40 g Q.B.B. Pure Ghee

10 g julienned ginger

230 g chopped tomatoes

20 g meat curry powder

80 g natural yoghurt

150 g boiled kidney beans, drained

150 g boiled chick peas, drained

80 g frozen peas, thawed

4 g salt

15 g finely chopped coriander leaves

15 g finely chopped mint leaves


  1. Heat Q.B.B. Pure Ghee and sauté the ginger till aromatic.
  2. Add in the chopped tomatoes and sauté till it becomes soft and pulpy.
  3. Add in the rest of the ingredients and cook till almost dry.
  4. Remove from stove and keep aside.


50 g Q.B.B. Pure Ghee

1 X 4 cm cinnamon stick

5 cardamom pods

2 dried bay leaves

900 g hot water or chicken stock

60 g natural yoghurt, beaten

7 g salt

Generous pinch of saffron

500 g basmati rice, washed thoroughly and soaked for 20 minutes


  1. Heat Q.B.B. Pure Ghee in a heavy bottomed pot and fry the cinnamon stick, cardamoms and bay leaves until aromatic.
  2. Add in the water, yoghurt, salt, and saffron, and bring to boil.
  3. Add in the drained rice, stir to combine well and cover pot.
  4. Cook over medium heat until rice is ready.
  5. Turn off stove. Remove the whole spices and fluff up rice and fold in the cooked MASALA BEANS.


400 g natural yoghurt

10 g sugar

5 g salt

20 g lime juice

1 fresh red chilli, seeded and julienned

2 g roasted cumin powder

180 g ripe mango, cut into 1 cm dices

70 g pomegranate seeds

15 g chopped coriander leaves


  1. Place first 6 ingredients into a bowl and combine well and keep chilled.
  2. Just before serving, combine the mango and pomegranate with the prepared yoghurt.
  3. Sprinkle with coriander leaves and serve immediately.
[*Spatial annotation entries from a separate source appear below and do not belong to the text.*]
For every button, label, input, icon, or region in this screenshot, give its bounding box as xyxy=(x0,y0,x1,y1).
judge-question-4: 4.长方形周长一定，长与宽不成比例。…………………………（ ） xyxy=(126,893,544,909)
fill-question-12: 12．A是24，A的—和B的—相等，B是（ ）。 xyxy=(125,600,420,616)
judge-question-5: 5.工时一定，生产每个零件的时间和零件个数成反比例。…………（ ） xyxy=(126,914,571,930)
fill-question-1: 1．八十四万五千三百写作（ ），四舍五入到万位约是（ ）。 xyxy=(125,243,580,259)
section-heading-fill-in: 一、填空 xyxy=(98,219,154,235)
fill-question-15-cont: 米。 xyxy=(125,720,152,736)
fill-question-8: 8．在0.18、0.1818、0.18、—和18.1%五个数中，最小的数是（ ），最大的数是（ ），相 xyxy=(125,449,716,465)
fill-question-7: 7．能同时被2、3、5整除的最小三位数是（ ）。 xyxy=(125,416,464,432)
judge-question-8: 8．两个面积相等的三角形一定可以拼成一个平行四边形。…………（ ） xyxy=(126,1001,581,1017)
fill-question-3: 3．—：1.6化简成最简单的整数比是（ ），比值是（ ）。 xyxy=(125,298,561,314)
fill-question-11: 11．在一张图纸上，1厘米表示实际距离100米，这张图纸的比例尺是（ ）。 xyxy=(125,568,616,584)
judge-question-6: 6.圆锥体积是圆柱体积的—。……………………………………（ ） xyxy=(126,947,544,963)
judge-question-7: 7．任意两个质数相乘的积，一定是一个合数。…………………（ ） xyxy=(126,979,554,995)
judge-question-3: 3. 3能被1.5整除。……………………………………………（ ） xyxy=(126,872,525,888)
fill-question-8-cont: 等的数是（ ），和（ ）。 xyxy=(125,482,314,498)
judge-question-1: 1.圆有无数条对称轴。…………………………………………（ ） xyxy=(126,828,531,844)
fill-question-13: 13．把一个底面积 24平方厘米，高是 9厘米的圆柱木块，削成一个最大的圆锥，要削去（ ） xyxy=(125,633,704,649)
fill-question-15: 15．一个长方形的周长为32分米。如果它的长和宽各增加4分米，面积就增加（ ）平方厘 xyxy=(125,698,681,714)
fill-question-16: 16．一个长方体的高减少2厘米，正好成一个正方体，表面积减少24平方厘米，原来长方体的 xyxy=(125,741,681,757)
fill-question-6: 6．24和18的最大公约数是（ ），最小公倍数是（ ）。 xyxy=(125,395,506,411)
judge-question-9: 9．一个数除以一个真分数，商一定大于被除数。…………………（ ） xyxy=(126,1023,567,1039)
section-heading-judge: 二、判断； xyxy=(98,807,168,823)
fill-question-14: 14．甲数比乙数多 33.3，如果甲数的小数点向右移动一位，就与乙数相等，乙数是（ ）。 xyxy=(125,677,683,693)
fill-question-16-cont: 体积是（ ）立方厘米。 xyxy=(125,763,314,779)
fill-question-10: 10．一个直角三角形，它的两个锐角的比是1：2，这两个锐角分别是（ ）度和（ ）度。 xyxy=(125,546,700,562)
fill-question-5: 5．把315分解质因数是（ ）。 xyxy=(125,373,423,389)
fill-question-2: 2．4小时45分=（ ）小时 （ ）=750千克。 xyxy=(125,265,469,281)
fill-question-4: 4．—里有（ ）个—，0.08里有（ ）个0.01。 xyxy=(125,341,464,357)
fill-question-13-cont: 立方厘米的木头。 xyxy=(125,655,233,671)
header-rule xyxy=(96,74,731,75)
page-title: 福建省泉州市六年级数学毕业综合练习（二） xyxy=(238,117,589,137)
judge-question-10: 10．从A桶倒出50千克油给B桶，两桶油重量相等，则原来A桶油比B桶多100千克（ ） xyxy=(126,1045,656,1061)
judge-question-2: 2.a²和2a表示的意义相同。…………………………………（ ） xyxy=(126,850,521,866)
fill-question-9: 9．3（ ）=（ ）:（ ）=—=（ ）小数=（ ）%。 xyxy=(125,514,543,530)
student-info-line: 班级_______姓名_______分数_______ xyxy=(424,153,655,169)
40 g black peppercorns, pounded coarsely

40 g ginger, very finely chopped

2 g curry leaves, finely shredded

5 g garam masala

15 g lime juice

200 g sour cream or yoghurt

5 g fine salt

40 g finely chopped coriander leaves

10 g garlic cloves, finely chopped

10 g black mustard seeds, pounded coarse

180 g X 4 salmon steaks


  1. Combine the first 10 ingredients in a bowl well.
  2. Dip the salmon steaks in this mixture and place skin side down on a baking tray.
  3. Top the fish slices with the balance of the marinade.
  4. Bake fish in a preheated oven of 180°C for 15-20 minutes or until fish is cooked.


Place cooked Peshawari Pilau on plate. Top with a Pepper Crusted Salmon. Serve with Mango and Pomegranate Raita on the side.